Je ruminais sur les grandeurs et décadences des têtes couronnées lorsque je fus réveillé par la réforme des retraites. Comprenez-moi bien, je ne supporte pas les importuns tels Éric Woerth qui se permettent de m'envoyer un courrier électronique personnalisé pour défendre la réforme. Mais je déteste encore plus ceux qui ne veulent pas de cette réforme. Je vais avoir du monde à haïr.

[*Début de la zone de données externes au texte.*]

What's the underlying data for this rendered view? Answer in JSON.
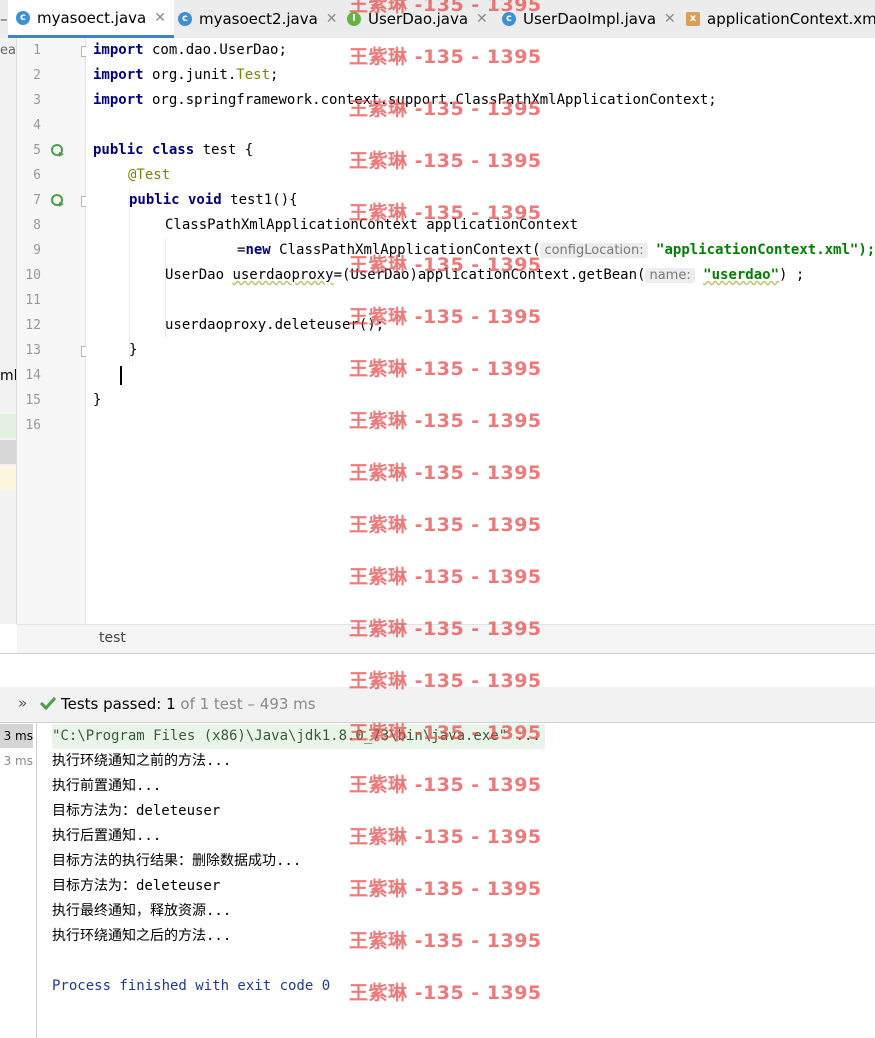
{
  "tabs": [
    {
      "label": "myasoect.java",
      "icon": "c",
      "active": true
    },
    {
      "label": "myasoect2.java",
      "icon": "c",
      "active": false
    },
    {
      "label": "UserDao.java",
      "icon": "i",
      "active": false
    },
    {
      "label": "UserDaoImpl.java",
      "icon": "c",
      "active": false
    },
    {
      "label": "applicationContext.xml",
      "icon": "xml",
      "active": false
    }
  ],
  "left_strip": {
    "top_fragment": "ea",
    "mid_fragment": "ml"
  },
  "line_numbers": [
    "1",
    "2",
    "3",
    "4",
    "5",
    "6",
    "7",
    "8",
    "9",
    "10",
    "11",
    "12",
    "13",
    "14",
    "15",
    "16"
  ],
  "code": {
    "l1_kw": "import",
    "l1_rest": " com.dao.UserDao;",
    "l2_kw": "import",
    "l2_a": " org.junit.",
    "l2_ann": "Test",
    "l2_b": ";",
    "l3_kw": "import",
    "l3_rest": " org.springframework.context.support.ClassPathXmlApplicationContext;",
    "l5_kw": "public class",
    "l5_rest": " test {",
    "l6_ann": "@Test",
    "l7_kw": "public void",
    "l7_rest": " test1(){",
    "l8": "ClassPathXmlApplicationContext applicationContext",
    "l9_a": "=",
    "l9_kw": "new",
    "l9_b": " ClassPathXmlApplicationContext(",
    "l9_hint": "configLocation:",
    "l9_str": "\"applicationContext.xml\");",
    "l10_a": "UserDao ",
    "l10_var": "userdaoproxy",
    "l10_b": "=(UserDao)applicationContext.getBean(",
    "l10_hint": "name:",
    "l10_str": "\"userdao\"",
    "l10_c": ") ;",
    "l12": "userdaoproxy.deleteuser();",
    "l13": "}",
    "l15": "}"
  },
  "breadcrumb": "test",
  "test_status": {
    "expand": "»",
    "label": "Tests passed:",
    "passed": "1",
    "of_text": "of 1 test – 493 ms"
  },
  "times": [
    "3 ms",
    "3 ms"
  ],
  "console": {
    "command": "\"C:\\Program Files (x86)\\Java\\jdk1.8.0_73\\bin\\java.exe\" ...",
    "lines": [
      "执行环绕通知之前的方法...",
      "执行前置通知...",
      "目标方法为：deleteuser",
      "执行后置通知...",
      "目标方法的执行结果：删除数据成功...",
      "目标方法为：deleteuser",
      "执行最终通知，释放资源...",
      "执行环绕通知之后的方法..."
    ],
    "exit": "Process finished with exit code 0"
  },
  "watermark": "王紫琳 -135 - 1395",
  "colors": {
    "keyword": "#000080",
    "annotation": "#808000",
    "string": "#008000",
    "pass": "#48a047",
    "watermark": "#e64646"
  }
}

Le problème est qu'il faut réformer un système qui, mathématiquement, ne peut perdurer que dans un monde en croissance infinie. En effet, pour qu'il soit soutenable, il faut qu'il y ait plus d'actifs (payant les cotisations) que de retraités (percevant une retraite donc à la charge des actifs). Lorsqu'on commence à avoir autant d'actifs que d'inactifs (retraités et chômeurs), forcément, ça coince. Sauf que si l'on maintient plus d'actifs que de retraités, un jour ces actifs deviendront des retraités à leur tour et il faudra encore plus d'actifs pour les soutenir. Bref, ce n'est pas viable dans un monde fini.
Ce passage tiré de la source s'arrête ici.